Bluebird Bio gene therapy is now the first treatment approved by the FDA for a neurodegenerative disorder that causes progressive and irreversible functional decline that usually leads to death within five years.
Friday’s late approval of the therapy, elivaldogene autotemcel (commonly abbreviated to eli-cel), covers boys ages 4 to 17 who have an early form of the disease, cerebral adrenoleukodystrophy (CALD). As the first FDA-approved therapy for CALD, the therapy, which will be marketed under the name Skysona, carries a premium price of $3 million. Approval comes with some qualifications. Although Bluebird gene therapy is a one-time treatment, it is not a cure for a disease. The approval covers its use to slow the progressive loss of neurological function in CALD. Skysona’s label also carries a black box warning that alerts patients and doctors to the risk of blood cancer associated with the therapy.
“We are confident that the risks of Skysona will be carefully weighed against the risks of other treatment approaches and of CALD itself as families and clinicians make these complex and deeply personal treatment decisions,” Bluebird CEO Andrew Obenschein said during conference call on Monday.
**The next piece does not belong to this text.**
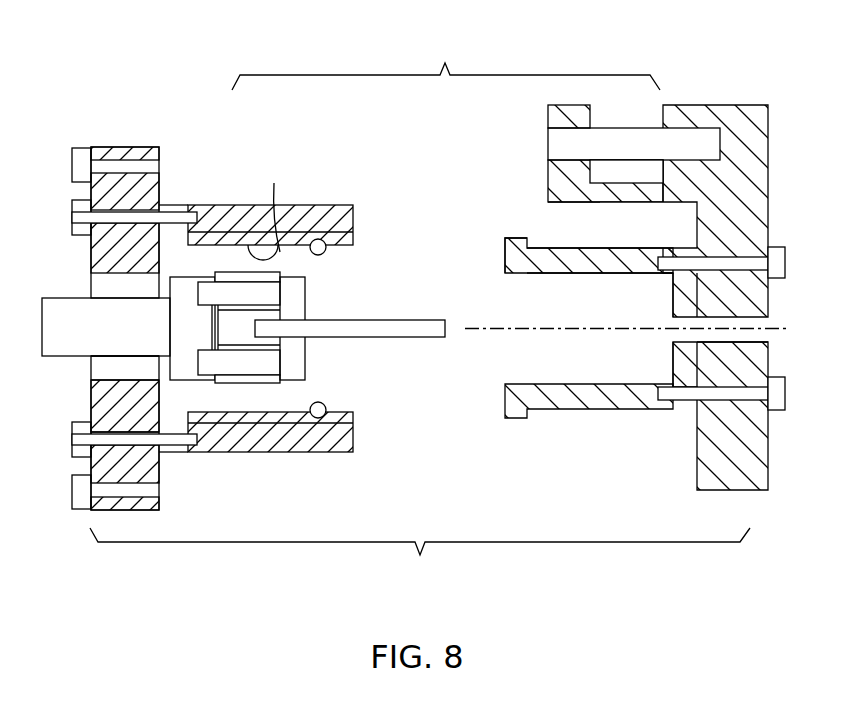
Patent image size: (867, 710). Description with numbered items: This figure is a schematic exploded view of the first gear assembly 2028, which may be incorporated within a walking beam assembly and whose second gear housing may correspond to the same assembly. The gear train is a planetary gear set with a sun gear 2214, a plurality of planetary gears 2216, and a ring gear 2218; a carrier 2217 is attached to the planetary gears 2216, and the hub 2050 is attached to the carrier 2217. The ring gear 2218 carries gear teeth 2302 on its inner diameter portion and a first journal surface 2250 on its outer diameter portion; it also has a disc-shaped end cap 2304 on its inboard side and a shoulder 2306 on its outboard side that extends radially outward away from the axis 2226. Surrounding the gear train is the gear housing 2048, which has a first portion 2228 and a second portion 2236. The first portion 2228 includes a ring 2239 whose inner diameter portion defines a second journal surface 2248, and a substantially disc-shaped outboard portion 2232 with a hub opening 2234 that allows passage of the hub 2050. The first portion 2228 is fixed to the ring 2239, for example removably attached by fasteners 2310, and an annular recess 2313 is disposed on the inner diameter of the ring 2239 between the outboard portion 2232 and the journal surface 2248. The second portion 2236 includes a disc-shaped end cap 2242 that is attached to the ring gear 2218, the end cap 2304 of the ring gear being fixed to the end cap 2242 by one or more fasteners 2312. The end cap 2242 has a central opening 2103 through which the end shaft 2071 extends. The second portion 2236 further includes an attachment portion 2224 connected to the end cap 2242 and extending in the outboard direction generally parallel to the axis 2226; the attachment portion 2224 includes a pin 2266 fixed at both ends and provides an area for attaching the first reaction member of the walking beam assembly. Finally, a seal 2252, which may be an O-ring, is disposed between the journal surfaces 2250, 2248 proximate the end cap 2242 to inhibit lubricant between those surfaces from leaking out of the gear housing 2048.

Adrenoleukodystrophy results from genetic mutations that lead to a buildup of very long-chain fatty acids in the brain that damage myelin, the protective covering of nerve cells. This impairment leads to a number of problems, such as loss of the ability to walk, communicate, see and control muscle movements, among other complications. CALD is the most severe form of childhood-onset adrenoleukodystrophy. The X-linked disorder occurs predominantly in boys. Bluebird estimates that about 40 boys in the US develop CALD annually. Stem cell transplantation offers a treatment option that can slow the progression of the disease. However, this procedure can lead to dangerous complications, especially in patients who do not have a suitable donor.
Bluebird makes Skysona from a patient’s own hematopoietic, or immature, stem cells. Once these cells are collected, they are engineered in a laboratory. A lentiviral vector is used to insert a functional copy of a key gene into the patient’s stem cells. These cells are then infused back into the patient, where they are taken up in the bone marrow to differentiate into different types of cells that are capable of producing the protein needed to break down very long-chain fatty acids. Bluebird evaluated this gene therapy in a Phase 2/3 study and a Phase 3 clinical trial, both open-label studies, that treated a total of 67 patients with early and active CALD. The FDA’s regulatory decision was based on results showing 24 months of improvement according to a test that assesses six basic functions, such as communication and wheelchair dependence.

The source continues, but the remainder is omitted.